This week in Horrifying Food News: it's the release of the Krispy Kreme Sloppy Joe.
The appalling sandwich consists of a glazed Krispy Kreme donut that's split in half, slathered with sloppy joe, drowned in a tomato-based sauce and topped with cheddar cheese.
Oddly enough, Krispy Kreme officials were adamant in pointing out that they had nothing whatsoever to do with the ghastly concoction. It's the brainchild of Chicken Charlie's, a purveyor of deep-fried, tallow-based novelty foods at the San Diego County fair.
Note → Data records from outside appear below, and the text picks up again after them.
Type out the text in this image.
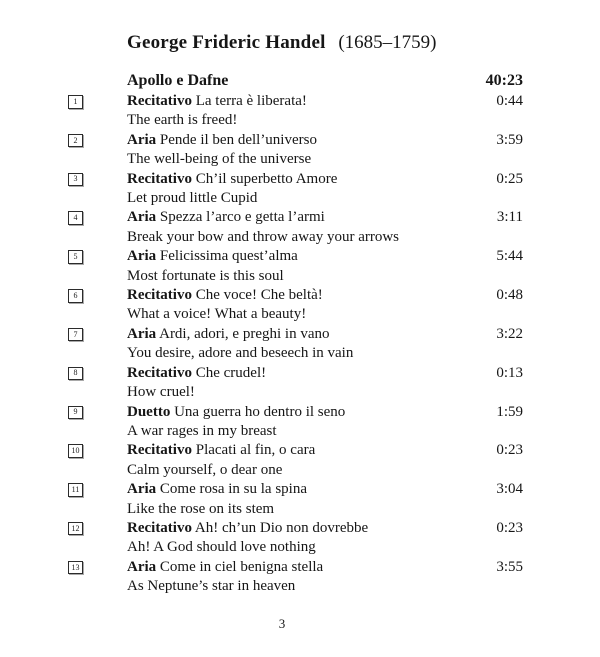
George Frideric Handel (1685–1759)
Apollo e Dafne	40:23
1	Recitativo La terra è liberata!	0:44
The earth is freed!
2	Aria Pende il ben dell’universo	3:59
The well-being of the universe
3	Recitativo Ch’il superbetto Amore	0:25
Let proud little Cupid
4	Aria Spezza l’arco e getta l’armi	3:11
Break your bow and throw away your arrows
5	Aria Felicissima quest’alma	5:44
Most fortunate is this soul
6	Recitativo Che voce! Che beltà!	0:48
What a voice! What a beauty!
7	Aria Ardi, adori, e preghi in vano	3:22
You desire, adore and beseech in vain
8	Recitativo Che crudel!	0:13
How cruel!
9	Duetto Una guerra ho dentro il seno	1:59
A war rages in my breast
10	Recitativo Placati al fin, o cara	0:23
Calm yourself, o dear one
11	Aria Come rosa in su la spina	3:04
Like the rose on its stem
12	Recitativo Ah! ch’un Dio non dovrebbe	0:23
Ah! A God should love nothing
13	Aria Come in ciel benigna stella	3:55
As Neptune’s star in heaven
3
They seem to specialize in ruining other companies' products, as their menu includes Deep-Fried Twinkies, Deep-Fried Oreos, Bacon-Wrapped Pickles and Fried Kool-Aid.
The company's Facebook page has this to say about the pants-splitting new sandwich: "Your stomach will thank you!" If by "thank you" they mean "shut down and refuse to function again," then I would have to agree. Just looking at that thing makes me feel like I need to go for a brisk walk.
Frankly I'm at a loss to understand why Krispy Kreme isn't putting the kibosh on this thing. They say there's no such thing as bad publicity, but what about when their product's being used in a way that makes me never want to eat anything ever again?
I can practically feel the North American continent growing heavier as we speak.